Brendan Pham-Le, Year 6:
“I like that it can really change the world and how we live. Maths principles and English and languages have already been established, but not all of science is discovered yet. If you were really interested in science and studied it for a long time, when you grow up you could change the world. With one revolutionary invention you could change the way all 7 billion humans live.”
Amelia Kulen, Year 5:
“I like science because you get to be creative and you learn a lot of things that are useful to everyday life. For example, in class we learnt that wheels were one of the first inventions. Without them, I don’t know how our society would be running at the moment. We also learnt how to code and created our own game which was interesting.”
Jayden Runadi, Year 5:
“The reason I like science is because there are a diversity of things that you can learn about. When you start learning all about science there are many things you can do.

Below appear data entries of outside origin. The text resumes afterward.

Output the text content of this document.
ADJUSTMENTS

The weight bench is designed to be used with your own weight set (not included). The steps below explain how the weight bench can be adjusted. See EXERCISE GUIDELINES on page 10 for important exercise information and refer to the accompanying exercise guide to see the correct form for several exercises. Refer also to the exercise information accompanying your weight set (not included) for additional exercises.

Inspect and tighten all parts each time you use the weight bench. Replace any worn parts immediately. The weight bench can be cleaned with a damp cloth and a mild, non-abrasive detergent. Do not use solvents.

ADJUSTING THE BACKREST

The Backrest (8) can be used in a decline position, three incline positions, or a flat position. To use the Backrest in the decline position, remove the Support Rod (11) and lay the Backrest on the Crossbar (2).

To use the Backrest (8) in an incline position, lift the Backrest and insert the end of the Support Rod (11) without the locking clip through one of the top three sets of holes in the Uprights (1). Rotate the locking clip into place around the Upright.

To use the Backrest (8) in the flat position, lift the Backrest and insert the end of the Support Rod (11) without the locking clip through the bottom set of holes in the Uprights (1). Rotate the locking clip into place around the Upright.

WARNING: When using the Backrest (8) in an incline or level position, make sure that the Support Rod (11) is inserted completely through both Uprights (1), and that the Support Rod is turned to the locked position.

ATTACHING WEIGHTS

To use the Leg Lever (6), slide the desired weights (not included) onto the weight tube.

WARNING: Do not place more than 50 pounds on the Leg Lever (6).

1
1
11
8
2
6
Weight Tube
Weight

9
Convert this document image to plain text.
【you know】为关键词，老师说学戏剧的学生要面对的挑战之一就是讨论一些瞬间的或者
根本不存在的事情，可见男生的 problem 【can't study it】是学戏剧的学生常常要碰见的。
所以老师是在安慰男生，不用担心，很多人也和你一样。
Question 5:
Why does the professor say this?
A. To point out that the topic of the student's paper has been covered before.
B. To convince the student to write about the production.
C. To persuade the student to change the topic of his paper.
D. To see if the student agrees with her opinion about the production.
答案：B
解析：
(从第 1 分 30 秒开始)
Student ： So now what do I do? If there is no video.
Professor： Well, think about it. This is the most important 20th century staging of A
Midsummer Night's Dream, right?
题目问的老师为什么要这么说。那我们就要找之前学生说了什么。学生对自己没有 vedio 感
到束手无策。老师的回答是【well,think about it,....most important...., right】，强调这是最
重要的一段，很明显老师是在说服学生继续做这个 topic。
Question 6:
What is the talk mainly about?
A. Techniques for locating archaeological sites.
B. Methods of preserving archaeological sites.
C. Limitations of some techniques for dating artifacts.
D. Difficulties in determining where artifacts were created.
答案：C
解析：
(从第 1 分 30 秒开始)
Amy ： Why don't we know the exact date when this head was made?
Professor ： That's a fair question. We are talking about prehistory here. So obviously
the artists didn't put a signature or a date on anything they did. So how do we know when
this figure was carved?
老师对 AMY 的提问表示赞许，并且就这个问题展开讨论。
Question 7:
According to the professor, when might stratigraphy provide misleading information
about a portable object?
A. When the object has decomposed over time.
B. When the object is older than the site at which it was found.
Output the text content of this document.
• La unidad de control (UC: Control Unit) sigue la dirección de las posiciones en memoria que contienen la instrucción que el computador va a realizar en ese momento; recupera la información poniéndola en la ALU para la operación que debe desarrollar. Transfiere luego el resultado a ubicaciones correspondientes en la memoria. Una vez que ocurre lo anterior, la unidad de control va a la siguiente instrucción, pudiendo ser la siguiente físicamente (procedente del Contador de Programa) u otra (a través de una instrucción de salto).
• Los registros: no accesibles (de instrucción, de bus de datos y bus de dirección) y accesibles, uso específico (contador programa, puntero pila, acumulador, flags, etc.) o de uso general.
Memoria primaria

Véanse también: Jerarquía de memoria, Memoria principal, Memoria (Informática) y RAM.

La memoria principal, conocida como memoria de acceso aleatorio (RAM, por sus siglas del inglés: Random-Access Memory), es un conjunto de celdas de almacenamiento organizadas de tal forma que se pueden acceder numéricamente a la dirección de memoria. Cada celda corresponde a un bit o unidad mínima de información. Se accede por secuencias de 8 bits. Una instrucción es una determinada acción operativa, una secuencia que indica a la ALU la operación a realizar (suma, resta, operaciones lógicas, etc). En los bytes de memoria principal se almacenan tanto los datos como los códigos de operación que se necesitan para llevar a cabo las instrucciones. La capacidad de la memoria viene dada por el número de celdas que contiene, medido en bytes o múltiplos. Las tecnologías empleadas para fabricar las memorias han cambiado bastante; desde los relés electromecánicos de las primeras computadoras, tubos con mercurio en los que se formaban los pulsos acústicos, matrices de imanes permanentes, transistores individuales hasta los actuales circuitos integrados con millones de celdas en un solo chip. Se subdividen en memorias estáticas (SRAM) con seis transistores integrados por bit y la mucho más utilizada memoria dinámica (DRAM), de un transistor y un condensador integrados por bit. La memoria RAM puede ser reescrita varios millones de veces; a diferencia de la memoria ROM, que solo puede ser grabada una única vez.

People who learn about space can do some stargazing, and those people who start learning about engineering can start building more machines. Science is basically the foundation of most things we do today.”
Imogen Da Cruz, Year 4:
“I like to experiment with different instruments in technology, and I also really like coding to make many different images or games.”
Nathan Touma, Year 3:
“I want to be an architect in the future so I like learning about civilization in particular – how we get power, water, and all our basic needs. When one thing is created it opens to 50 more things, so we can learn and learn.”
Thomas Suriano: Year 2:
“I like science because I like being creative and knowing new things. If I don’t know something science people can tell me. It’s really cool to know about space and other things.”